2.2. Troubleshooting

This section describes problems which you may encounter while using shared-memory parallel processing as well as methods for overcoming these problems. Some of these problems are specific to a particular system, as noted.

Job fails with SIGTERM signal (Linux Only)

Occasionally, when running on Linux, a simulation may fail with the following message: “process killed (SIGTERM)”. This typically occurs when computing the solution and means that the system has killed the Ansys process. The two most common occurrences are (1) Ansys is using too much of the hardware resources and the system has killed the Ansys process or (2) a user has manually killed the Ansys job (that is, kill -9 system command). Users should check the size of job they are running in relation to the amount of physical memory on the machine.
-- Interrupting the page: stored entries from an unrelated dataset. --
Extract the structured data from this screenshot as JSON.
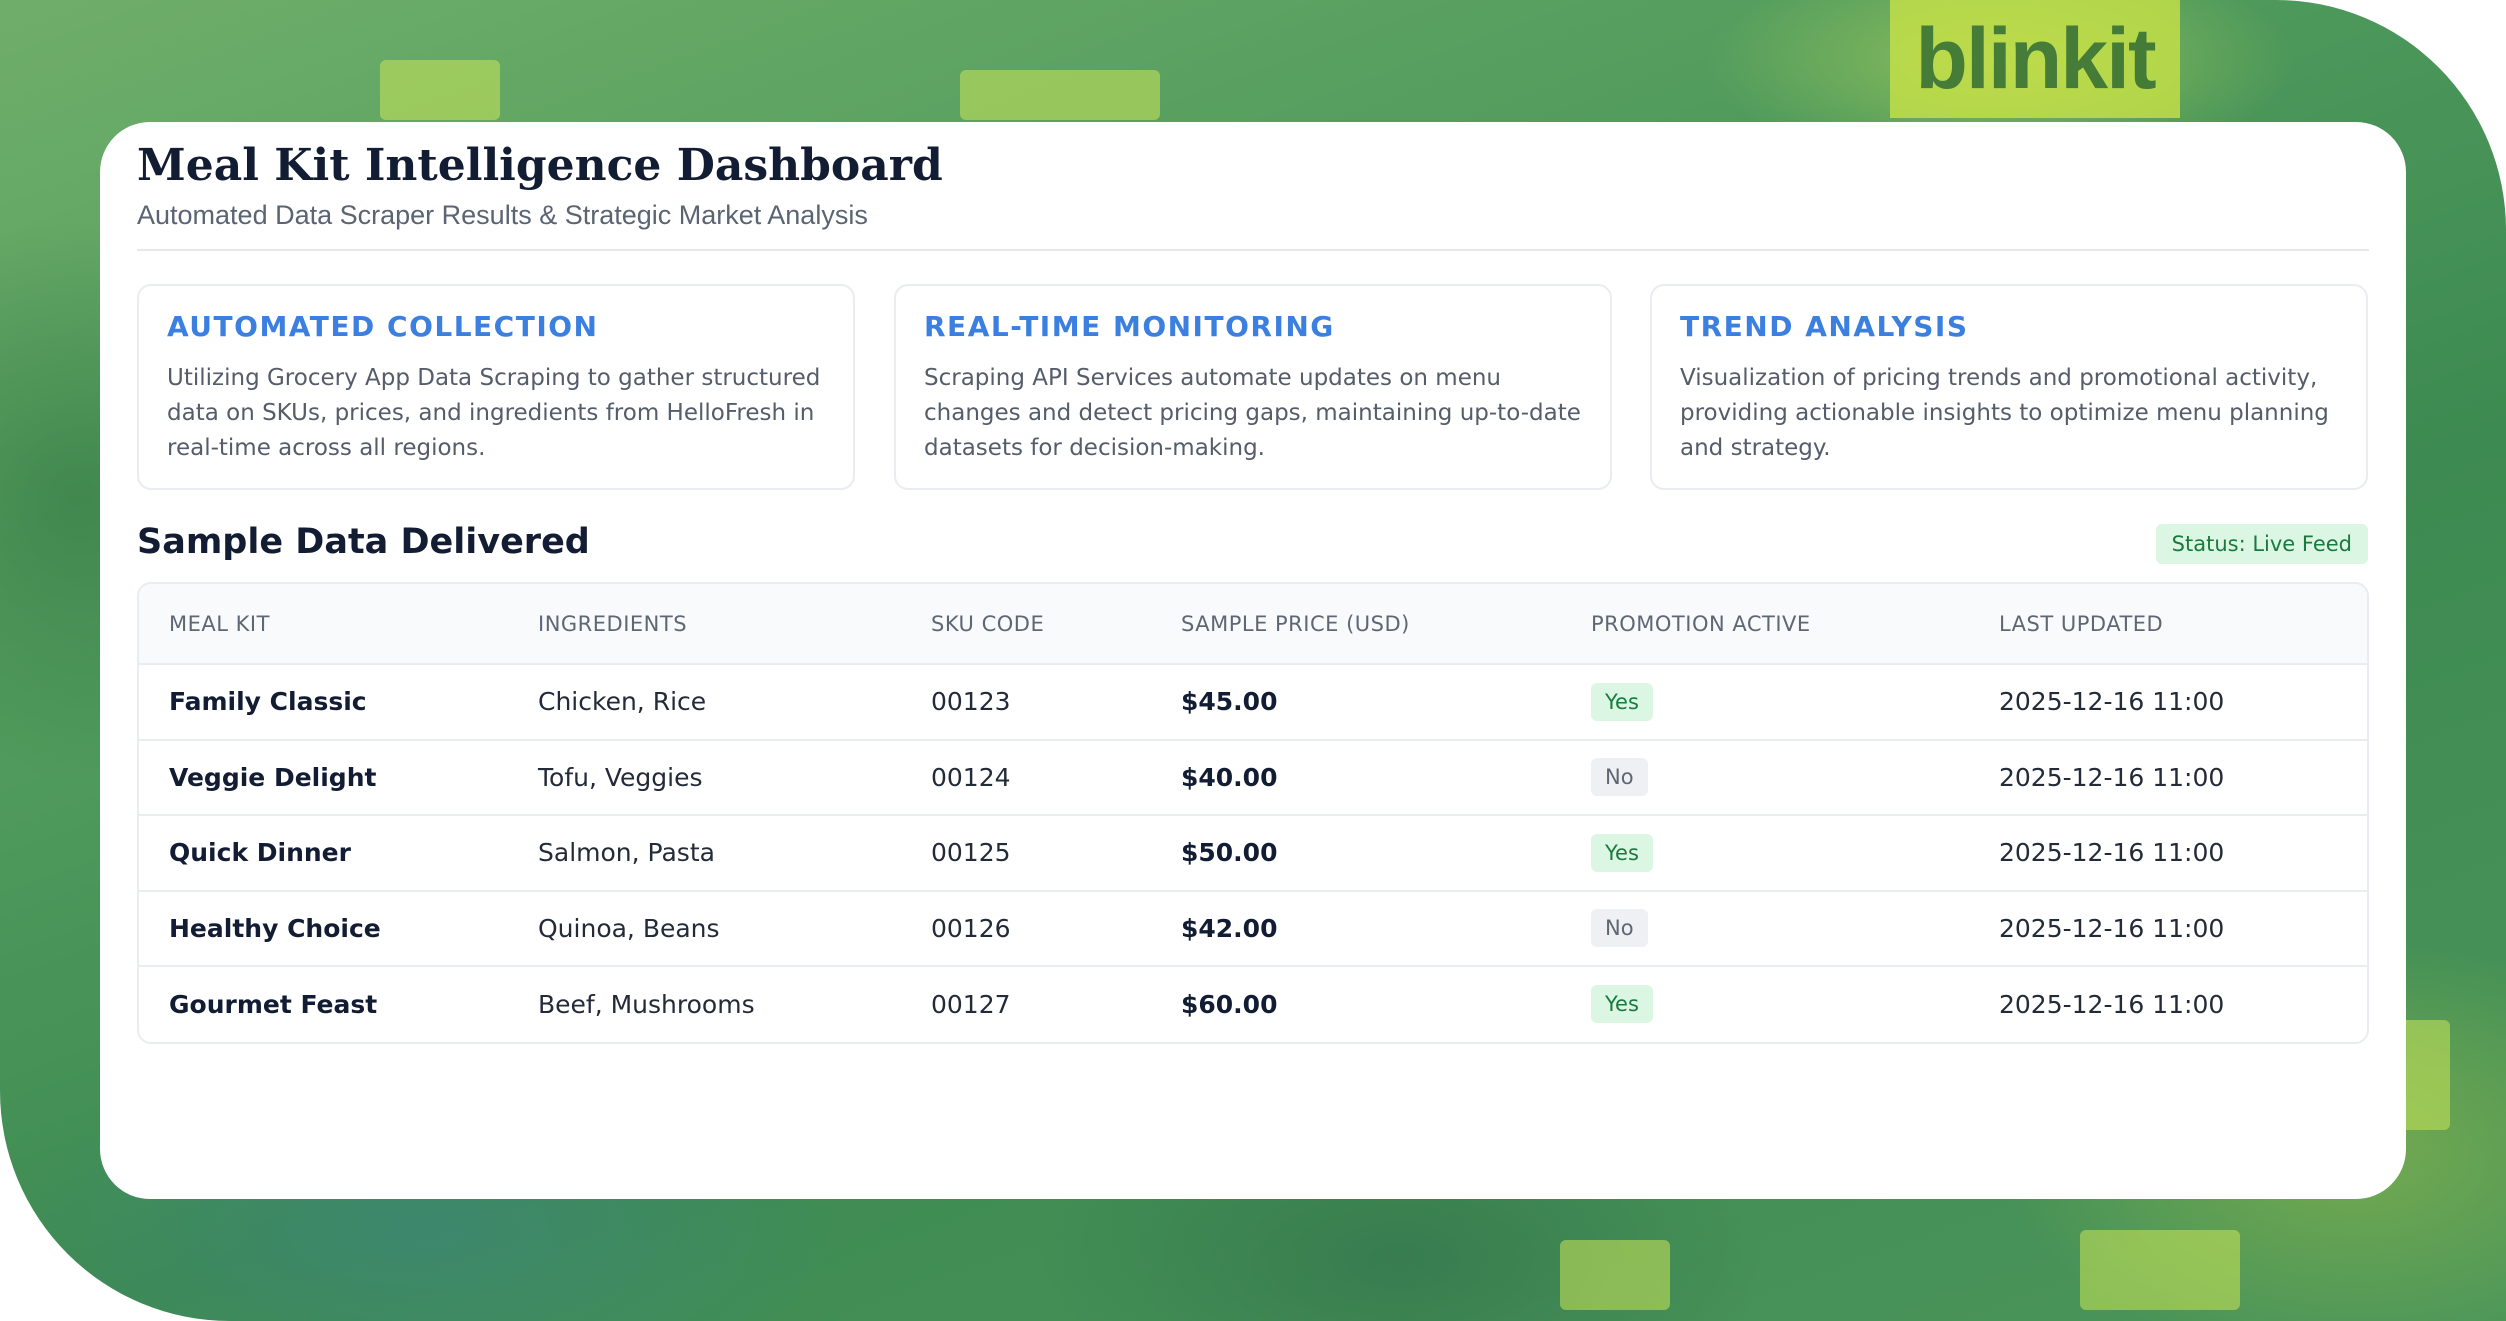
{
  "background": {
    "logo_text": "blinkit"
  },
  "header": {
    "title": "Meal Kit Intelligence Dashboard",
    "subtitle": "Automated Data Scraper Results & Strategic Market Analysis"
  },
  "features": [
    {
      "title": "AUTOMATED COLLECTION",
      "text": "Utilizing Grocery App Data Scraping to gather structured data on SKUs, prices, and ingredients from HelloFresh in real-time across all regions."
    },
    {
      "title": "REAL-TIME MONITORING",
      "text": "Scraping API Services automate updates on menu changes and detect pricing gaps, maintaining up-to-date datasets for decision-making."
    },
    {
      "title": "TREND ANALYSIS",
      "text": "Visualization of pricing trends and promotional activity, providing actionable insights to optimize menu planning and strategy."
    }
  ],
  "sample": {
    "title": "Sample Data Delivered",
    "status": "Status: Live Feed"
  },
  "table": {
    "columns": [
      "MEAL KIT",
      "INGREDIENTS",
      "SKU CODE",
      "SAMPLE PRICE (USD)",
      "PROMOTION ACTIVE",
      "LAST UPDATED"
    ],
    "rows": [
      {
        "meal": "Family Classic",
        "ingredients": "Chicken, Rice",
        "sku": "00123",
        "price": "$45.00",
        "promo": "Yes",
        "updated": "2025-12-16 11:00"
      },
      {
        "meal": "Veggie Delight",
        "ingredients": "Tofu, Veggies",
        "sku": "00124",
        "price": "$40.00",
        "promo": "No",
        "updated": "2025-12-16 11:00"
      },
      {
        "meal": "Quick Dinner",
        "ingredients": "Salmon, Pasta",
        "sku": "00125",
        "price": "$50.00",
        "promo": "Yes",
        "updated": "2025-12-16 11:00"
      },
      {
        "meal": "Healthy Choice",
        "ingredients": "Quinoa, Beans",
        "sku": "00126",
        "price": "$42.00",
        "promo": "No",
        "updated": "2025-12-16 11:00"
      },
      {
        "meal": "Gourmet Feast",
        "ingredients": "Beef, Mushrooms",
        "sku": "00127",
        "price": "$60.00",
        "promo": "Yes",
        "updated": "2025-12-16 11:00"
      }
    ]
  },
  "colors": {
    "accent": "#3b7fe0",
    "success_bg": "#dcf6e4",
    "success_text": "#1a7a3e",
    "neutral_bg": "#eef0f3",
    "heading": "#121c33",
    "background_green": "#4f9a5c"
  }
}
Most often, decreasing the model size or finding a machine with more RAM will result in a successful run.

Poor Speedup or No Speedup

As more cores are utilized, the runtimes are generally expected to decrease. The biggest relative gains are typically achieved when using two cores compared to using a single core. When significant speedups are not seen as additional cores are used, the reasons may involve both hardware and software issues. These include, but are not limited to, the following situations.

Hardware

Oversubscribing hardware  —  In a multiuser environment, this could mean that more physical cores are being used by Ansys simulations than are available on the machine. It could also mean that hyperthreading is activated. Hyperthreading typically involves enabling extra virtual cores, which can sometimes allow software programs to more effectively use the full processing power of the CPU. However, for compute-intensive programs such as Ansys, using these virtual cores rarely provides a significant reduction in runtime. Therefore, it is recommended you disable hyperthreading; if hyperthreading is enabled, it is recommended you do not exceed the number of physical cores.

Lack of memory bandwidth  —  On some systems, using most or all of the available cores can result in a lack of memory bandwidth. This lack of memory bandwidth can affect the overall scalability of the Ansys software.

Dynamic Processor Speeds  —  Many new CPUs have the ability to dynamically adjust the clock speed at which they operate based on the current workloads. Typically, when only a single core is being used the clock speed can be significantly higher than when all of the CPU cores are being utilized. This can have a negative effect on scalability as the per-core computational performance can be much higher when only a single core is active versus the case when all of the CPU cores are active.

Software

Simulation includes non-supported features  —  The shared- and distributed-memory parallelisms work to speed up certain compute-intensive operations in /PREP7, /SOLU and /POST1. However, not all operations are parallelized. If a particular operation that is not parallelized dominates the simulation time, then using additional cores will not help achieve a faster runtime.

Simulation has too few DOF (degrees of freedom)  —  Some analyses (such as transient analyses) may require long compute times, not because the number of DOF is large, but because a large number of calculations are performed (that is, a very large number of time steps). Generally, if the number of DOF is relatively small, parallel processing will not significantly decrease the solution time. Consequently, for small models with many time steps, parallel performance may be poor because the model size is too small to fully utilize a large number of cores.

I/O cost dominates solution time  —  For some simulations, the amount of memory required to obtain a solution is greater than the physical memory (that is, RAM) available on the machine. In these cases, either virtual memory (that is, hard disk space) is used by the operating system to hold the data that would otherwise be stored in memory, or the equation solver writes extra files to the disk to store data. In both cases, the extra I/O done using the hard drive can significantly affect performance, making the I/O performance the main bottleneck to achieving optimal performance. In these cases, using additional cores will typically not result in a significant reduction in overall time to solution.

Different Results Relative to a Single Core

Shared-memory parallel processing occurs in various preprocessing, solution, and postprocessing operations. Operational randomness and numerical round-off inherent to parallelism can cause slightly different results between runs on the same machine using the same number of cores or different numbers of cores. This difference is often negligible. However, in some cases the difference is appreciable. This sort of behavior is most commonly seen on nonlinear static or transient analyses which are numerically unstable. The more numerically unstable the model is, the more likely the convergence pattern or final results will differ as the number of cores used in the simulation is changed.

With shared-memory parallelism, you can use the PSCONTROL command to control which operations actually use parallel behavior. For example, you could use this command to show that the element matrix generation running in parallel is causing a nonlinear job to converge to a slightly different solution each time it runs (even on the same machine with no change to the input data). This can help isolate parallel computations which are affecting the solution while maintaining as much other parallelism as possible to continue to reduce the time to solution.